Hany mengatakan, kondisi geografis dan struktur alam di sejumlah wilayah terdampak, salah satunya Kecamatan Grabagan, menjadi kendala dalam mencari sumber air bersih permanen. Upaya pengeboran sumur di sejumlah titik telah dilakukan, namun kondisi kontur wilayah membuat ketersediaan air tanah sulit diandalkan dalam jangka panjang.

“Di daerah seperti Grabagan, struktur alamnya membuat debit air tanah tidak cukup untuk naik ke atas dalam jangka waktu lama. Kita sebenarnya sudah berupaya mencari beberapa titik untuk pembuatan sumur bor, namun kendala kontur alam memang sangat membatasi,” ujar Hany.

Menurutnya, selama solusi permanen belum dapat direalisasikan, pemenuhan kebutuhan dasar warga harus menjadi prioritas. Karena itu, distribusi air bersih terus dilakukan melalui kolaborasi Pemerintah Kabupaten Tuban, organisasi masyarakat, serta berbagai elemen terkait.

Penyaluran air tersebut ditujukan untuk memenuhi kebutuhan konsumsi sehari-hari sekaligus sanitasi masyarakat selama musim kemarau.

“Tentu kita tidak bisa memaksa kondisi alam. Namun, mitigasi terus berjalan, terutama penyaluran air bersih untuk konsumsi harian dan sanitasi warga. Ini hal yang paling utama dan penting untuk dijaga,” tegasnya.
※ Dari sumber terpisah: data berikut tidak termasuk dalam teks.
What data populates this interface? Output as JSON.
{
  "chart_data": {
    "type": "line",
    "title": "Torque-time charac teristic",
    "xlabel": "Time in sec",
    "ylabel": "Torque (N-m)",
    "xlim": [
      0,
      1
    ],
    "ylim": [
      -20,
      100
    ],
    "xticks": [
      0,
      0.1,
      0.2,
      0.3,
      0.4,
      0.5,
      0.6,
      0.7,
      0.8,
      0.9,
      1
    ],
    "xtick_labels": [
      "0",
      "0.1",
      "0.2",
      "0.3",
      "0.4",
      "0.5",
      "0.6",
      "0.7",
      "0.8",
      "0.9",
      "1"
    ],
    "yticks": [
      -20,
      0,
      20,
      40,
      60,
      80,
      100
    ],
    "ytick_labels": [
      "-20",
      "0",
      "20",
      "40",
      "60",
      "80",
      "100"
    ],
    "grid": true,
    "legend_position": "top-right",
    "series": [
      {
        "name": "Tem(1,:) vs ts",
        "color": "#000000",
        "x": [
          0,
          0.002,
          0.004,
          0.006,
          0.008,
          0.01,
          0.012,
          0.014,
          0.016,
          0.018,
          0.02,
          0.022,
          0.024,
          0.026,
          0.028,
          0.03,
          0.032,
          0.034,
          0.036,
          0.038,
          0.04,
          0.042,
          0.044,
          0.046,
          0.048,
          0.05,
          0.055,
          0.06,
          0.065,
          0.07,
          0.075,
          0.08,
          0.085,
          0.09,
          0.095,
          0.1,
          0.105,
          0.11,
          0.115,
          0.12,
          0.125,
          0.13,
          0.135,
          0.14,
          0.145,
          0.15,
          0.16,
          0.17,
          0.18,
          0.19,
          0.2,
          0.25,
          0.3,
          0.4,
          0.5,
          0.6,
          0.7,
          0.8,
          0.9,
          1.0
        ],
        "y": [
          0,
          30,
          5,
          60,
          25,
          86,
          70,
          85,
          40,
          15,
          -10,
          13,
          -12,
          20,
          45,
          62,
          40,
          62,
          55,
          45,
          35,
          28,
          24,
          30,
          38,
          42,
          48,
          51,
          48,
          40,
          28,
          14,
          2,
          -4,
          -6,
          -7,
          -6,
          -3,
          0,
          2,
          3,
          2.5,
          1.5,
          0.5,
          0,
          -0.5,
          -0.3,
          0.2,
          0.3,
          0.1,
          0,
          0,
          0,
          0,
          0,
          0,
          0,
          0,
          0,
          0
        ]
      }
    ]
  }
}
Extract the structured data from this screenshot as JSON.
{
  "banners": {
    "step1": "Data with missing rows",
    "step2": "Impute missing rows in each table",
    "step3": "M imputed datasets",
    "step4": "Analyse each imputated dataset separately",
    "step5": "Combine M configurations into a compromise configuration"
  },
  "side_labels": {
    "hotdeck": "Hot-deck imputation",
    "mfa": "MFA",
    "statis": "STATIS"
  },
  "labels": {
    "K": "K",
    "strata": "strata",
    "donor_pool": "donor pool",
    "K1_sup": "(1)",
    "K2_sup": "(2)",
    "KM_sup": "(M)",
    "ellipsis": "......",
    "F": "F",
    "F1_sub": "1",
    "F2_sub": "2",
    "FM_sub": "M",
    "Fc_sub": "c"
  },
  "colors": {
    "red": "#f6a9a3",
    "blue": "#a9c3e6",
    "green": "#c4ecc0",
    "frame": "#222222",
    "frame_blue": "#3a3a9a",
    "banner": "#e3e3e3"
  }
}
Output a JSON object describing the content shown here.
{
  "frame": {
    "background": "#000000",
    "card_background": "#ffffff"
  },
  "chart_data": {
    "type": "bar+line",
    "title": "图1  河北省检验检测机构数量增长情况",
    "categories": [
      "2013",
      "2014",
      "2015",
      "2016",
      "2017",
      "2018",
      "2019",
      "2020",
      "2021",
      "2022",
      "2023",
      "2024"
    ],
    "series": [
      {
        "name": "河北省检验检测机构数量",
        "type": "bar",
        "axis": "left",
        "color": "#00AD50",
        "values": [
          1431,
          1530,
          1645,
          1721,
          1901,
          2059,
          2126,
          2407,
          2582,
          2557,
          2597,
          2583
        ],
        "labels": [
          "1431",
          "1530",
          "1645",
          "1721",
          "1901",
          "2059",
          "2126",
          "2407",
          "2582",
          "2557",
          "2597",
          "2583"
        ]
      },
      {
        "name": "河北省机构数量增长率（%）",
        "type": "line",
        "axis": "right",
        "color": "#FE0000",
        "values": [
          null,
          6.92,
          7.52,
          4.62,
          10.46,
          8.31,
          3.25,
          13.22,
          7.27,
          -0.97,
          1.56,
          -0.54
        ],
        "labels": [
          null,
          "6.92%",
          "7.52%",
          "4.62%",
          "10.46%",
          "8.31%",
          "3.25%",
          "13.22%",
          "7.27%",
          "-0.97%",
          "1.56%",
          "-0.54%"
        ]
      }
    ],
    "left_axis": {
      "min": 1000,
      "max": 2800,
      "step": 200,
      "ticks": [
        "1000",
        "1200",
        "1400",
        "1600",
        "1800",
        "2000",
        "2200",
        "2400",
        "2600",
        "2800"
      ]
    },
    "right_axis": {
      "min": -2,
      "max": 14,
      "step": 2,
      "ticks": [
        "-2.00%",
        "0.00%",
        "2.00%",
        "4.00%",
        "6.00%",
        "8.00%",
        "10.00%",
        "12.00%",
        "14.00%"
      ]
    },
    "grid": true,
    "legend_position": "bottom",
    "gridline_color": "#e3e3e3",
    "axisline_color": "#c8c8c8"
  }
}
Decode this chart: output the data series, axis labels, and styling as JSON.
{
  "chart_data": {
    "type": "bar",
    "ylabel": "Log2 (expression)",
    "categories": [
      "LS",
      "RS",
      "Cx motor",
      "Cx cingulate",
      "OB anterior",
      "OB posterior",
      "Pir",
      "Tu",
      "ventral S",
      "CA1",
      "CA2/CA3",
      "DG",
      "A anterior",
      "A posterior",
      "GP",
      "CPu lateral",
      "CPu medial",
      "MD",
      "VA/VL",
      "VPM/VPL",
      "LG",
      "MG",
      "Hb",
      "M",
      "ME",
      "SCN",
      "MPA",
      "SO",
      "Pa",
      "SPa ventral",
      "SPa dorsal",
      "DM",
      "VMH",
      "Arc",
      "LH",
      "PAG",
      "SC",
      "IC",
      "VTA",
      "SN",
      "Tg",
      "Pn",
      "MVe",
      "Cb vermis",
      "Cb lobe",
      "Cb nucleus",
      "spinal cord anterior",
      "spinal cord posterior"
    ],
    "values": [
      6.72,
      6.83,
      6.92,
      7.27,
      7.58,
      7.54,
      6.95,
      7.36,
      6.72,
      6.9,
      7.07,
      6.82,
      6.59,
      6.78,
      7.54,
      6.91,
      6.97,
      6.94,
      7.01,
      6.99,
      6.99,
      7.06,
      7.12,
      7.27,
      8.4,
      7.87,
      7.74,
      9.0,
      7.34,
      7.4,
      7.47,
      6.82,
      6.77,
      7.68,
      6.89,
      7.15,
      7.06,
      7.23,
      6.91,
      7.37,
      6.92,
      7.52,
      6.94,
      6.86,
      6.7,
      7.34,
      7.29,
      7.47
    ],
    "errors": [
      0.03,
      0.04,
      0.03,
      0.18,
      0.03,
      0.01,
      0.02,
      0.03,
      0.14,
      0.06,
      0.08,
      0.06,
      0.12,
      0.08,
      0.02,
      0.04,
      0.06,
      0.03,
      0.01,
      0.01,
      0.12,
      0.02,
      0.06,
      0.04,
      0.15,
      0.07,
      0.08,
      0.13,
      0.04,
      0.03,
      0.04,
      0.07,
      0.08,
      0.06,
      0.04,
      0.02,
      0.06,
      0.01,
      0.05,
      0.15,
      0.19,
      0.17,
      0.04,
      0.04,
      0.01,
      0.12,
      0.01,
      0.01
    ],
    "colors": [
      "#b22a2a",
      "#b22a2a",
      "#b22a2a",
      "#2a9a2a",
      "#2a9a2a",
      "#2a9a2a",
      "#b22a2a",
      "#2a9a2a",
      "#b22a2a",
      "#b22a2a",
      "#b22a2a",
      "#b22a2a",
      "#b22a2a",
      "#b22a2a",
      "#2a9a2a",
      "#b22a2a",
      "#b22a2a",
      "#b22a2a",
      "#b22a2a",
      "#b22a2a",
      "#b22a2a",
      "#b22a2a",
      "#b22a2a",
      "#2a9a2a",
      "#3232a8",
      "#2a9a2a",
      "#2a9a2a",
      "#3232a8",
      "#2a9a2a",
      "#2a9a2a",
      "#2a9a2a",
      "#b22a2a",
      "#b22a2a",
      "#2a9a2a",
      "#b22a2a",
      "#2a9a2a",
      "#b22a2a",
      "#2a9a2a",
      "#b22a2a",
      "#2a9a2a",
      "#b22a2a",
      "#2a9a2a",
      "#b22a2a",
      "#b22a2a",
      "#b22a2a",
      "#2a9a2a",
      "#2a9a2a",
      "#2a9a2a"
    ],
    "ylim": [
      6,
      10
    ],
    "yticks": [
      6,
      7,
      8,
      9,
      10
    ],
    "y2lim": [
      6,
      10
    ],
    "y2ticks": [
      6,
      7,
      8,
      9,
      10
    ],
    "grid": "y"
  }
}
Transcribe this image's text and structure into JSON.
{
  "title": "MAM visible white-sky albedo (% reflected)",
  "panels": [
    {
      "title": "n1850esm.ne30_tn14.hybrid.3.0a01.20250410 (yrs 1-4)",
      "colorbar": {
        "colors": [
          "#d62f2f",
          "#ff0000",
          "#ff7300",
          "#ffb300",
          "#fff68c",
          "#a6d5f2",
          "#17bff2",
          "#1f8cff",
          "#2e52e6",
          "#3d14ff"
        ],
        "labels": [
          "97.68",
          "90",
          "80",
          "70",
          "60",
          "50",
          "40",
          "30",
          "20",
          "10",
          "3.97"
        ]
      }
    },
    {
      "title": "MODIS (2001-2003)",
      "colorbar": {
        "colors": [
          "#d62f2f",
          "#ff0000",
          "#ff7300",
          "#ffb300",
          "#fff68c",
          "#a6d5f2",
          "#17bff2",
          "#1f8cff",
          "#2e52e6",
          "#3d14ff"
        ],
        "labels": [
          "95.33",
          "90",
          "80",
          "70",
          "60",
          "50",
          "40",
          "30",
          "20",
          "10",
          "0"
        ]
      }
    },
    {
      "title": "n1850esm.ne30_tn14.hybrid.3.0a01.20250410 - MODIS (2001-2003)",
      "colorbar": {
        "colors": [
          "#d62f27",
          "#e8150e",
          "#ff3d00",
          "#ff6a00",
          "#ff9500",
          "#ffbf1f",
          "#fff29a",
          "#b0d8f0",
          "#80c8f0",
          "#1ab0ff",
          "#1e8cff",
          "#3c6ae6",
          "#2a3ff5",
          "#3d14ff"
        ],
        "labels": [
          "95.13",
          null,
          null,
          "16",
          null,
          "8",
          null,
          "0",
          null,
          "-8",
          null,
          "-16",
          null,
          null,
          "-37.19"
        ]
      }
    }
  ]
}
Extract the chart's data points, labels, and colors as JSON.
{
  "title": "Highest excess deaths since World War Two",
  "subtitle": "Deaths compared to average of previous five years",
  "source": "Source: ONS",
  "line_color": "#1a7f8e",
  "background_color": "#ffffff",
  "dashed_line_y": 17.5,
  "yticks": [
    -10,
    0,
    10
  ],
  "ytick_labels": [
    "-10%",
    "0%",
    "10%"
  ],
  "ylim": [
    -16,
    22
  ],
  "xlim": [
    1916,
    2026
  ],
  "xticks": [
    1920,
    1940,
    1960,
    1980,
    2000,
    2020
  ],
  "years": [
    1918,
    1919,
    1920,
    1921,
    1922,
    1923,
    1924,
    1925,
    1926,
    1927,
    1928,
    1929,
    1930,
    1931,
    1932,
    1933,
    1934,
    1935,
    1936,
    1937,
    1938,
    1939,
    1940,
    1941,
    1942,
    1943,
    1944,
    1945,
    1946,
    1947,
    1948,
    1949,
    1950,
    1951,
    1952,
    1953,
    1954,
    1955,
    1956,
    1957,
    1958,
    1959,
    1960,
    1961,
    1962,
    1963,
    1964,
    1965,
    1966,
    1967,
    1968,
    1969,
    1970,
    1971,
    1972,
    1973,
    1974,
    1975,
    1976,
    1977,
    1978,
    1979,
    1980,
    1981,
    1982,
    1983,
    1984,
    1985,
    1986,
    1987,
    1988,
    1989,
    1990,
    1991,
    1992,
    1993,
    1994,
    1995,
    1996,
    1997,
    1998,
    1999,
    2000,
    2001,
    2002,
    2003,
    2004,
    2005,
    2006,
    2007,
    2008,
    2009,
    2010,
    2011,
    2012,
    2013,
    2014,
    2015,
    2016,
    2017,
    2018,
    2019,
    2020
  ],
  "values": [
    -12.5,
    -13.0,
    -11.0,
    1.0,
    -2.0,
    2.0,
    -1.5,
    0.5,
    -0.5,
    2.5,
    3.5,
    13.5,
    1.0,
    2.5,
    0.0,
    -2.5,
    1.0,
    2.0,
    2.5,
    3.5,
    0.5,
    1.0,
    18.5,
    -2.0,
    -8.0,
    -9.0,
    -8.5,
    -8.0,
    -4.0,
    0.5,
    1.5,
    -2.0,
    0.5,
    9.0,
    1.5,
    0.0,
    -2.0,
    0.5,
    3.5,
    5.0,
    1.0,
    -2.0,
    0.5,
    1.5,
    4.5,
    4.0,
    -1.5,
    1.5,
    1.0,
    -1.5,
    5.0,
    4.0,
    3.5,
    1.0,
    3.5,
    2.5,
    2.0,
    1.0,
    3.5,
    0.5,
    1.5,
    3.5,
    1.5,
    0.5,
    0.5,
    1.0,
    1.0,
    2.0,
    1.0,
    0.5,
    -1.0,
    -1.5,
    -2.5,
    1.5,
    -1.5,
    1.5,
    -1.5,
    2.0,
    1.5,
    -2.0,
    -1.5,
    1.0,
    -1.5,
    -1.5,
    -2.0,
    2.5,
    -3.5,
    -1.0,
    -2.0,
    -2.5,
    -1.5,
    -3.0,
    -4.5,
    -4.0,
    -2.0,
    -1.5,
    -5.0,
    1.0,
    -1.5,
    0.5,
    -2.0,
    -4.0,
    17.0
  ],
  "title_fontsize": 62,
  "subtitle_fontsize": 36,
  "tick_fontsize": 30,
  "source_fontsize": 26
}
Tak hanya berdampak terhadap kebutuhan rumah tangga, kekeringan juga berpengaruh terhadap produktivitas pertanian di Kabupaten Tuban. Hany menyebut keterbatasan air dapat mengubah pola tanam, terutama di lahan pertanian yang masih mengandalkan sistem tadah hujan.

“Dampaknya pasti ke pertanian. Lahan yang biasanya diproyeksikan bisa panen hingga tiga kali dalam setahun, akibat keterbatasan air terpaksa berkurang menjadi dua kali,” ungkapnya.

Kondisi tersebut dinilai perlu mendapat perhatian karena berpotensi menekan produktivitas petani sekaligus mengganggu keberlanjutan produksi pangan di wilayah yang bergantung pada curah hujan.

Untuk mengurangi dampak tersebut, Pemerintah Provinsi Jawa Timur bersama Pemerintah Kabupaten Tuban didorong memaksimalkan dukungan sarana dan prasarana pertanian, khususnya yang berkaitan dengan ketersediaan air.

Sejumlah langkah yang dikawal antara lain pemanfaatan embung, program pipanisasi dan pompanisasi, serta bantuan sarana pendukung pertanian. Upaya tersebut diharapkan dapat membantu petani tetap mengoptimalkan lahan meski menghadapi keterbatasan air selama musim kemarau.

Hany menegaskan, penanganan kekeringan perlu dilakukan secara berkelanjutan. Distribusi air bersih menjadi solusi jangka pendek untuk memenuhi kebutuhan dasar warga, sementara pembangunan infrastruktur sumber air dan penguatan sarana irigasi diperlukan sebagai langkah jangka panjang.

Dengan pendekatan tersebut, penanganan kekeringan di Tuban diharapkan tidak hanya menyelesaikan persoalan kebutuhan air masyarakat, tetapi juga menjaga produktivitas pertanian dan ketahanan pangan daerah. (min)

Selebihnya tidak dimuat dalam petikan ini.